Widerstrebend übernimmt Rohm die Verteidigung auf und gerät dabei immer mehr in einen
Gewissenskonflikt …
Kritik
„Nichts als die Wahrheit“ ist ein Film, wie man ihn leider viel zu selten sieht: packend, bildgewaltig und von enormer Dichte. Ein Kinostoff, der größere Brocken abbeißt, als er schlucken kann – mit einer Story, die komplex, intelligent und spannend ist. So ist „Nichts als die Wahrheit“ auch ein mutiger und kontroverser Film, der provoziert und wütend macht, aber auch nachdenklich. Man kann sich der Bewunderung für die beiden Hauptdarsteller kaum entziehen, die sich hier auf der großen Leinwand duellieren: Sie heißen Götz George und Kai Wiesinger, denn „Nichts als die Wahrheit“ ist, man möchte es kaum glauben, eine rein deutsche Produktion, die den Vergleich mit internationalen Filmen nicht zu scheuen braucht.
Es geht dabei um ein Gedankenspiel: Was wäre, wenn der tot geglaubte KZ-Arzt Josef Mengele noch am Leben ist und sich freiwillig den Behörden stellt, um damit seiner Auffassung von der Wahrheit Geltung zu verschaffen? Was wäre, wenn ein junger, engagierter Anwalt den „Todesengel von Auschwitz“ in unserem Nachkriegs-Rechtssystem verteidigen muss – gegen die eigene Überzeugung zwar, doch mit der realistischen Option, einem der größten Unmenschen des Dritten Reichs ein Forum und am Ende vielleicht sogar einen Freispruch zu verschaffen?

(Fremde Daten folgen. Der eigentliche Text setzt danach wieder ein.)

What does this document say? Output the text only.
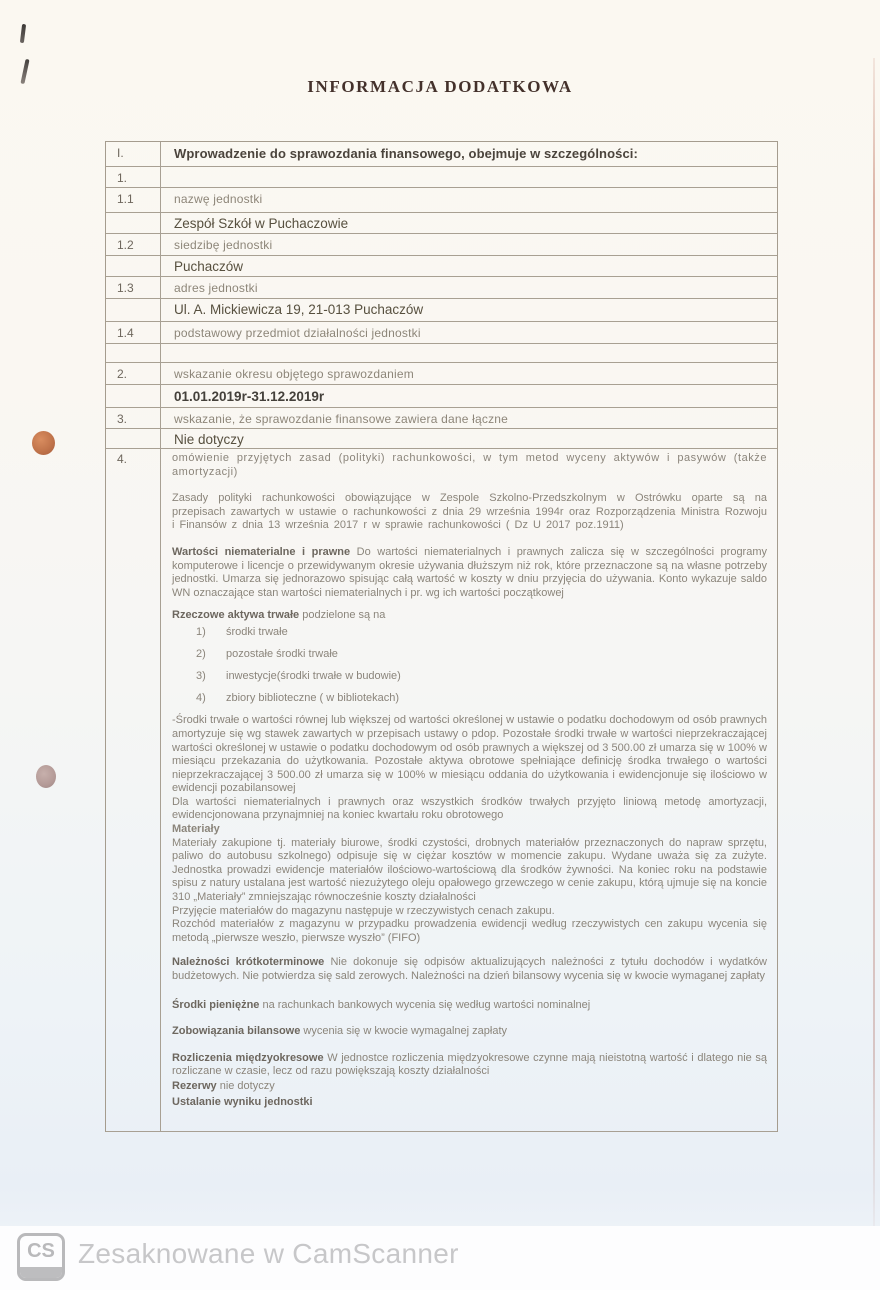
INFORMACJA DODATKOWA
I.	Wprowadzenie do sprawozdania finansowego, obejmuje w szczególności:
1.
1.1	nazwę jednostki
Zespół Szkół w Puchaczowie
1.2	siedzibę jednostki
Puchaczów
1.3	adres jednostki
Ul. A. Mickiewicza 19, 21-013 Puchaczów
1.4	podstawowy przedmiot działalności jednostki
2.	wskazanie okresu objętego sprawozdaniem
01.01.2019r-31.12.2019r
3.	wskazanie, że sprawozdanie finansowe zawiera dane łączne
Nie dotyczy
4.	omówienie przyjętych zasad (polityki) rachunkowości, w tym metod wyceny aktywów i pasywów (także amortyzacji)

Zasady polityki rachunkowości obowiązujące w Zespole Szkolno-Przedszkolnym w Ostrówku oparte są na przepisach zawartych w ustawie o rachunkowości z dnia 29 września 1994r oraz Rozporządzenia Ministra Rozwoju i Finansów z dnia 13 września 2017 r w sprawie rachunkowości ( Dz U 2017 poz.1911)

Wartości niematerialne i prawne Do wartości niematerialnych i prawnych zalicza się w szczególności programy komputerowe i licencje o przewidywanym okresie używania dłuższym niż rok, które przeznaczone są na własne potrzeby jednostki. Umarza się jednorazowo spisując całą wartość w koszty w dniu przyjęcia do używania. Konto wykazuje saldo WN oznaczające stan wartości niematerialnych i pr. wg ich wartości początkowej

Rzeczowe aktywa trwałe podzielone są na

1)	środki trwałe
2)	pozostałe środki trwałe
3)	inwestycje(środki trwałe w budowie)
4)	zbiory biblioteczne ( w bibliotekach)

-Środki trwałe o wartości równej lub większej od wartości określonej w ustawie o podatku dochodowym od osób prawnych amortyzuje się wg stawek zawartych w przepisach ustawy o pdop. Pozostałe środki trwałe w wartości nieprzekraczającej wartości określonej w ustawie o podatku dochodowym od osób prawnych a większej od 3 500.00 zł umarza się w 100% w miesiącu przekazania do użytkowania. Pozostałe aktywa obrotowe spełniające definicję środka trwałego o wartości nieprzekraczającej 3 500.00 zł umarza się w 100% w miesiącu oddania do użytkowania i ewidencjonuje się ilościowo w ewidencji pozabilansowej

Dla wartości niematerialnych i prawnych oraz wszystkich środków trwałych przyjęto liniową metodę amortyzacji, ewidencjonowana przynajmniej na koniec kwartału roku obrotowego

Materiały

Materiały zakupione tj. materiały biurowe, środki czystości, drobnych materiałów przeznaczonych do napraw sprzętu, paliwo do autobusu szkolnego) odpisuje się w ciężar kosztów w momencie zakupu. Wydane uważa się za zużyte. Jednostka prowadzi ewidencje materiałów ilościowo-wartościową dla środków żywności. Na koniec roku na podstawie spisu z natury ustalana jest wartość niezużytego oleju opałowego grzewczego w cenie zakupu, którą ujmuje się na koncie 310 „Materiały” zmniejszając równocześnie koszty działalności

Przyjęcie materiałów do magazynu następuje w rzeczywistych cenach zakupu.

Rozchód materiałów z magazynu w przypadku prowadzenia ewidencji według rzeczywistych cen zakupu wycenia się metodą „pierwsze weszło, pierwsze wyszło” (FIFO)

Należności krótkoterminowe Nie dokonuje się odpisów aktualizujących należności z tytułu dochodów i wydatków budżetowych. Nie potwierdza się sald zerowych. Należności na dzień bilansowy wycenia się w kwocie wymaganej zapłaty

Środki pieniężne na rachunkach bankowych wycenia się według wartości nominalnej

Zobowiązania bilansowe wycenia się w kwocie wymagalnej zapłaty

Rozliczenia międzyokresowe W jednostce rozliczenia międzyokresowe czynne mają nieistotną wartość i dlatego nie są rozliczane w czasie, lecz od razu powiększają koszty działalności

Rezerwy nie dotyczy

Ustalanie wyniku jednostki

CS Zesaknowane w CamScanner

„Nichts als Wahrheit“ ist ein Film, der viele solche Fragen stellt, ohne eindeutige Antworten zu liefern. Als Regisseur aber ist Roland Suso Richter ("14 Tage lebenslänglich") dem mächtigen Stoff durchaus gewachsen, der von Drehbuchautor Johannes W. Betz von einer amerikanischen Vorlage auf die hiesigen Verhältnisse übertragen wurde. Leicht war das sicher nicht, gibt es im deutschen Rechtssystem doch keine dramaturgisch wirksamen Duelle zwischen Verteidigung und Anklage. Stattdessen wird der Zuschauer gezwungen, der zynischen Argumentationskette der Verteidigung zu folgen, die aus der Sicht des Angeklagten durchaus logisch und verständlich wirkt. Ein Freispruch steht schließlich im Raum, und so sieht sich der von Kai Wiesinger brillant gespielte junge Anwalt Peter Rohm in eine ausweglose Situation gedrängt, wo er sich zwischen beruflicher und menschlicher Identität entscheiden muss: entweder guter Anwalt oder guter Mensch.
Das alles klingt nach Kammerspiel, „Nichts als die Wahrheit“ aber bietet mehr als atmosphärisch dichte Szenen vor Gericht: Das Umfeld der Beteiligten und die bundesdeutsche Gegenwart werden geschickt miteinbezogen. Am Ende geht es um die Frage, ob wir und unser Rechtssystem sich der Vergangenheit stellen können, ohne dabei die Opfer zu verhöhnen. Dass daraus ein so packender Film entstehen konnte, grenzt an ein kleines Wunder.